However, just 2 or 3 weeks ago I was given a clean bill of health from my cardiologist. She says I am the picture of health. I find it amazing that I have survived sudden cardiac death x 3, cardiogenic shock, seizure and stroke for the past nine years--all without the benefit of Klonopin. And that she would recommend something so potent to a new patient on a first appointment!! And she's worried about Xanax addiction, but would prescribe Klonopin??? Something doesn't add up here.

There will be no Klonopin for me. (Thank you Vrojlik.)

It won't be the first time I have refused a medication my PCP has prescribed. My former PCP at different times prescribed Neurotin, Prednisone, and Fosomax, all of which I have said, NO WAY. But she, too, had a hang-up about Xanax--cut my prescription in half to .5 1 x daily without ever discussing it with me. What I don't understand is how or why these doctors will prescribe extremely potent (and expensive!) drugs like Neurotin and Klonopin, but they have a hang up about 1 mg. of Xanax? (I hate to be so cynical but could it have something to do with the fact that generic Xanax is so cheap--meaning little $ kickback?)

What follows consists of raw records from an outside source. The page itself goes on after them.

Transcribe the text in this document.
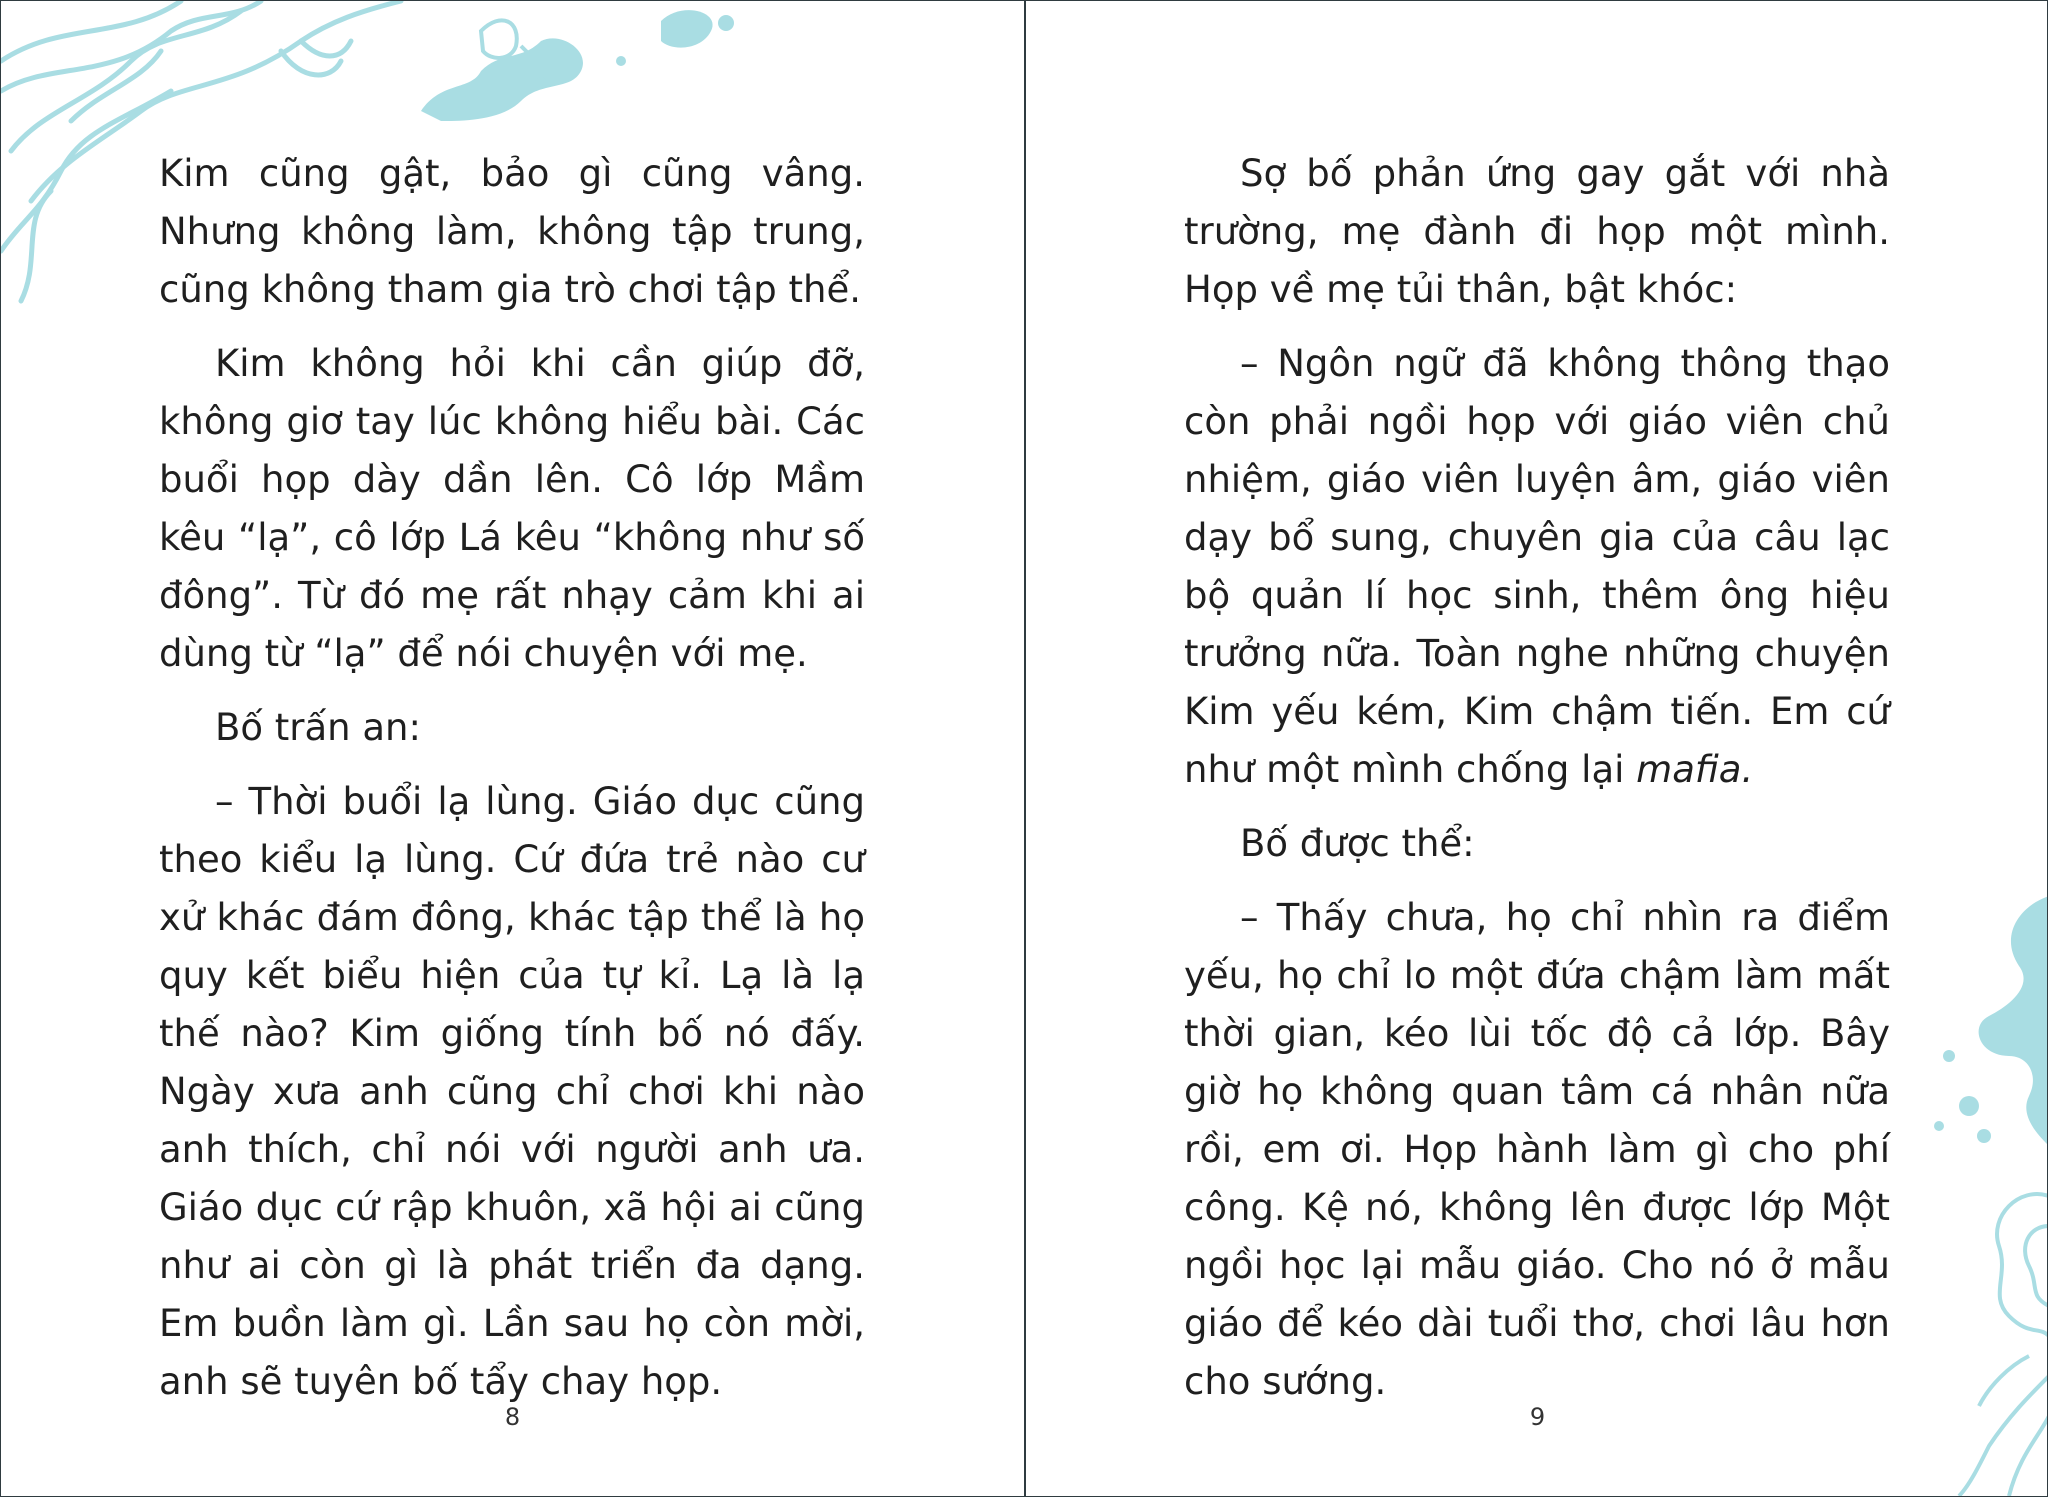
Kim cũng gật, bảo gì cũng vâng. Nhưng không làm, không tập trung, cũng không tham gia trò chơi tập thể.

Kim không hỏi khi cần giúp đỡ, không giơ tay lúc không hiểu bài. Các buổi họp dày dần lên. Cô lớp Mầm kêu “lạ”, cô lớp Lá kêu “không như số đông”. Từ đó mẹ rất nhạy cảm khi ai dùng từ “lạ” để nói chuyện với mẹ.

Bố trấn an:

– Thời buổi lạ lùng. Giáo dục cũng theo kiểu lạ lùng. Cứ đứa trẻ nào cư xử khác đám đông, khác tập thể là họ quy kết biểu hiện của tự kỉ. Lạ là lạ thế nào? Kim giống tính bố nó đấy. Ngày xưa anh cũng chỉ chơi khi nào anh thích, chỉ nói với người anh ưa. Giáo dục cứ rập khuôn, xã hội ai cũng như ai còn gì là phát triển đa dạng. Em buồn làm gì. Lần sau họ còn mời, anh sẽ tuyên bố tẩy chay họp.

8

Sợ bố phản ứng gay gắt với nhà trường, mẹ đành đi họp một mình. Họp về mẹ tủi thân, bật khóc:

– Ngôn ngữ đã không thông thạo còn phải ngồi họp với giáo viên chủ nhiệm, giáo viên luyện âm, giáo viên dạy bổ sung, chuyên gia của câu lạc bộ quản lí học sinh, thêm ông hiệu trưởng nữa. Toàn nghe những chuyện Kim yếu kém, Kim chậm tiến. Em cứ như một mình chống lại mafia.

Bố được thể:

– Thấy chưa, họ chỉ nhìn ra điểm yếu, họ chỉ lo một đứa chậm làm mất thời gian, kéo lùi tốc độ cả lớp. Bây giờ họ không quan tâm cá nhân nữa rồi, em ơi. Họp hành làm gì cho phí công. Kệ nó, không lên được lớp Một ngồi học lại mẫu giáo. Cho nó ở mẫu giáo để kéo dài tuổi thơ, chơi lâu hơn cho sướng.

9
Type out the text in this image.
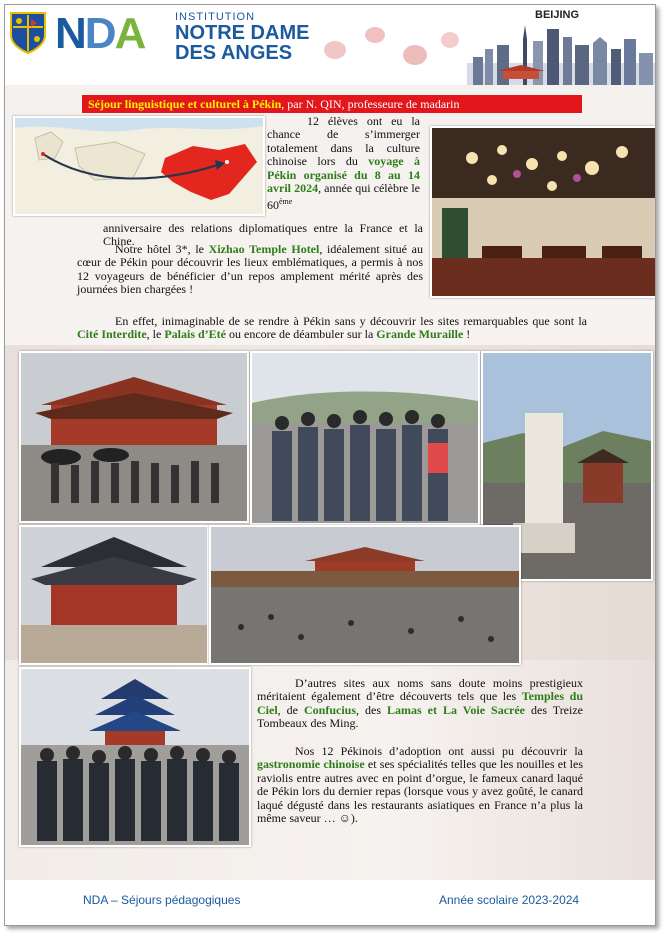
NDA	INSTITUTION
NOTRE DAME
DES ANGES
BEIJING
Séjour linguistique et culturel à Pékin, par N. QIN, professeure de madarin
12 élèves ont eu la chance de s’immerger totalement dans la culture chinoise lors du voyage à Pékin organisé du 8 au 14 avril 2024, année qui célèbre le 60ème
anniversaire des relations diplomatiques entre la France et la Chine.
Notre hôtel 3*, le Xizhao Temple Hotel, idéalement situé au cœur de Pékin pour découvrir les lieux emblématiques, a permis à nos 12 voyageurs de bénéficier d’un repos amplement mérité après des journées bien chargées !
En effet, inimaginable de se rendre à Pékin sans y découvrir les sites remarquables que sont la Cité Interdite, le Palais d’Eté ou encore de déambuler sur la Grande Muraille !
D’autres sites aux noms sans doute moins prestigieux méritaient également d’être découverts tels que les Temples du Ciel, de Confucius, des Lamas et La Voie Sacrée des Treize Tombeaux des Ming.
Nos 12 Pékinois d’adoption ont aussi pu découvrir la gastronomie chinoise et ses spécialités telles que les nouilles et les raviolis entre autres avec en point d’orgue, le fameux canard laqué de Pékin lors du dernier repas (lorsque vous y avez goûté, le canard laqué dégusté dans les restaurants asiatiques en France n’a plus la même saveur … ☺).
NDA – Séjours pédagogiques	Année scolaire 2023-2024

At the moment, my thoughts and feelings are very mixed. I'm trying to give her the benefit of the doubt. One part of me really liked her. The appointment was moving along well until the Xanax discussion came up. Then things quickly deteriorated--so fast that I didn't realize what was going on. I was very calmly sitting on the table and she was 3 or 4 feet across the room from me discussing meds when she said something about "aggressive Xanax-seeking behavior" and she got up and left the room--never to return. I almost had the feeling she was afraid of me! Aggressive? I was in shock. When she did not return to the room to complete the exam, I thought this must be some kind of a joke. (She did, however, prescribe my 1 mg Xanax a day--for two months.)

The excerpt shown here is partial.